Vincent Morrissey
Enshrined : 2007
New Haven Football Officials
From the day Vincent P. Morrissey donned the stripes in 1966 as a new member of the
Vincent J. Reilly-New Haven Football Officials Association
everyone knew he was going to be a top-ranked member.
With an on-field career that spanned 30 years, Morrissey
logged thousands of miles to high school and college games
all over Connecticut and the Northeast and beyond.
As a line judge and sometimes referee, Morrissey gave every
game 100 percent, and expected the same from his crewmates.
So good was he at his craft that he joined the Eastern
Association of Intercollegiate Football Officials in 1971 and
was in Division I in five years. He was president of the Metro
Chapter of the EAIFO in 1983, and was a founding member of the Connecticut Chapter in 1984.

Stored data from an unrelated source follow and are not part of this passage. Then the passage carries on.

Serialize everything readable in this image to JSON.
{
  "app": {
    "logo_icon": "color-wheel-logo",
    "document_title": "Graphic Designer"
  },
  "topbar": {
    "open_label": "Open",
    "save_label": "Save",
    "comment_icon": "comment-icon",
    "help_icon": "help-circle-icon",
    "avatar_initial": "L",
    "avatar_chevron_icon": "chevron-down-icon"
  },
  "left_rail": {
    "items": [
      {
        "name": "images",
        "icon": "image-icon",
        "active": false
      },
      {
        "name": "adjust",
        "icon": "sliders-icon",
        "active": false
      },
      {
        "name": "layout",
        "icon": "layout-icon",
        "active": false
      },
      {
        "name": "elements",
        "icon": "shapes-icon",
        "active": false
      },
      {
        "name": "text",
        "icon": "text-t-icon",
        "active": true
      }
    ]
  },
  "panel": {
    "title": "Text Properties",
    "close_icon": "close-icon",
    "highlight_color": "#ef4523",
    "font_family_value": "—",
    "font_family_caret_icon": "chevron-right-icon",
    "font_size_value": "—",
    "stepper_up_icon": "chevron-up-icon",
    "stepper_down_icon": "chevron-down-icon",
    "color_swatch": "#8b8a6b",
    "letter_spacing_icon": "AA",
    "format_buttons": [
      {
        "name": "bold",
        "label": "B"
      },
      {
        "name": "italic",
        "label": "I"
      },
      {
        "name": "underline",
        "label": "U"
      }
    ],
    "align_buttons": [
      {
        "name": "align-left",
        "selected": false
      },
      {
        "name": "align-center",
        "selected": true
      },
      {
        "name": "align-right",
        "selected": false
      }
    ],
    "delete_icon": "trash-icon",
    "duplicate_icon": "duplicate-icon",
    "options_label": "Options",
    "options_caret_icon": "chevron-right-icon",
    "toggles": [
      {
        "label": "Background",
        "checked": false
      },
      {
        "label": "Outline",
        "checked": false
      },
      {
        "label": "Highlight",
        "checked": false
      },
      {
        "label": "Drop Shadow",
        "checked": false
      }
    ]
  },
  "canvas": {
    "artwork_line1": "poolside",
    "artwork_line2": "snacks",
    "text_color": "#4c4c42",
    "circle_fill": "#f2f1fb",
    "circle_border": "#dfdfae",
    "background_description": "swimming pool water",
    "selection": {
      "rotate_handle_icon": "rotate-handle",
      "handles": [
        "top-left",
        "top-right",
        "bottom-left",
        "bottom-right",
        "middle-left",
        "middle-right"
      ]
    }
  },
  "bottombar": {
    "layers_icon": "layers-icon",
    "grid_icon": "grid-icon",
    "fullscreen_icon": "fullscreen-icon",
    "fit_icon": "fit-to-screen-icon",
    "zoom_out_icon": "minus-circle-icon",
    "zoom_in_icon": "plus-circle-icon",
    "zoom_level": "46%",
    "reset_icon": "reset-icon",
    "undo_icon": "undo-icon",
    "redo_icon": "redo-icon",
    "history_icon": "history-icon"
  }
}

As a high school official he got many top games, and traditional rivalries, including Thanksgiving Day games
such as Derby-Shelton, Notre Dame-Hamden and Jonathan Law-Foran. He served as president of the NHFOA
in 1985. As a collegiate official he worked 227 regular season and playoff contests including Yale-Harvard, BC-Holy
Cross, Lehigh-Lafayette and others. He worked seven Division I-AA playoff games, and officiated the longest
(to that point) game in NCAA history in September 1982 between Maine and Rhode Island that went into six
overtime periods. He officiated the first collegiate game played off American soil between Boston University and
the University of Richmond in the Crystal Palace, London.